The study detailing the platform, “Generation and transplantation of reprogrammed human neurons in the brain using 3D microtopographic scaffolds,” was published in Nature Communications.
Parkinson’s disease results from the loss of dopamine-producing nerve cells, causing impaired movement, balance, and coordination. Cell replacement therapy with human pluripotent stem cell-derived neurons has been explored as a potential therapy for neurodegenerative dysfunction and central nervous system injury. Efforts have largely failed, however, as reprogrammed neurons are dissociated and disorganized during transplantation, resulting in poor cell survival and functionality in vivo.

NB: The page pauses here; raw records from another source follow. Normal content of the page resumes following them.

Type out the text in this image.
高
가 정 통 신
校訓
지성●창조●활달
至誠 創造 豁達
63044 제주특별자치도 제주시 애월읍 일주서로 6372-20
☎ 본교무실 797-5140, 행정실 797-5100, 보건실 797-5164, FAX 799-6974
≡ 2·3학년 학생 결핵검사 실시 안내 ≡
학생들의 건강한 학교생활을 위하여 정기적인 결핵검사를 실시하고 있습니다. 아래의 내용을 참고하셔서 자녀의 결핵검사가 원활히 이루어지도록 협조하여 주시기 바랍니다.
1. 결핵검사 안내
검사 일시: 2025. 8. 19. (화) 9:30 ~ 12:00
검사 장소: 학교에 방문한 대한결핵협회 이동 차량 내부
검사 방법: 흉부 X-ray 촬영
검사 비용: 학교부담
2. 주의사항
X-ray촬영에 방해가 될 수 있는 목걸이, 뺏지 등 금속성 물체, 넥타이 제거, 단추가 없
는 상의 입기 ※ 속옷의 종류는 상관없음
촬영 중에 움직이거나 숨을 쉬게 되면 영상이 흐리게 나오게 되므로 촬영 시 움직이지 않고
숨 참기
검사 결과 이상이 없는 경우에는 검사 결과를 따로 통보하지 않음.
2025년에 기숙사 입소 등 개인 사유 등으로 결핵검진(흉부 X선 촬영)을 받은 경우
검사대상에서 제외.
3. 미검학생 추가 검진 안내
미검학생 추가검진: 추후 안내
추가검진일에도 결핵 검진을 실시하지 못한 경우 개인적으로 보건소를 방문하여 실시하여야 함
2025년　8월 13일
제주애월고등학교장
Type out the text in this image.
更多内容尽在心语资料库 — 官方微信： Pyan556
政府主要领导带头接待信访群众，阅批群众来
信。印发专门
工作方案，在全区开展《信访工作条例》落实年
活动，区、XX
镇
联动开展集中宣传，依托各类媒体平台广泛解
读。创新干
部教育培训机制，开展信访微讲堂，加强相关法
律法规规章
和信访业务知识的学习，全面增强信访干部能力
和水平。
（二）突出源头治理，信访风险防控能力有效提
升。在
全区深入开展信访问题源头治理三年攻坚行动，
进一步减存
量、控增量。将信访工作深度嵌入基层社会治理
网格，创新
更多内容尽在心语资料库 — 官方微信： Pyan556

Researchers designed a 3-D scaffold of micro polymer fibers, which promotes in situ stem cell neuronal reprogramming and neuronal engraftment in the brain. When the scaffolds were injected into the brains of mice, researchers reported a 100-fold increase in neuronal survival over other methods used in transplantation.
“If you can transplant cells in a way that mimics how these cells are already configured in the brain, then you’re one step closer to getting the brain to communicate with the cells that you’re now transplanting,” Professor Prabhas V. Moghe, the study’s senior author and research director for the School of Engineering/Health Sciences Partnerships at Rutgers, said in a press release. “In this work, we’ve done that by providing cues for neurons to rapidly network in 3-D.”
Future research plans include the improvement of scaffold biomaterials to increase the number of implanted neurons in the brain, allowing for greater therapeutic benefits. The idea is to create a network of high functioning and better controlled neurons. Testing in mouse models of Parkinson’s disease is currently underway, but researchers estimate the technology will need another 10 to 20 years of work to be ready for clinical trials.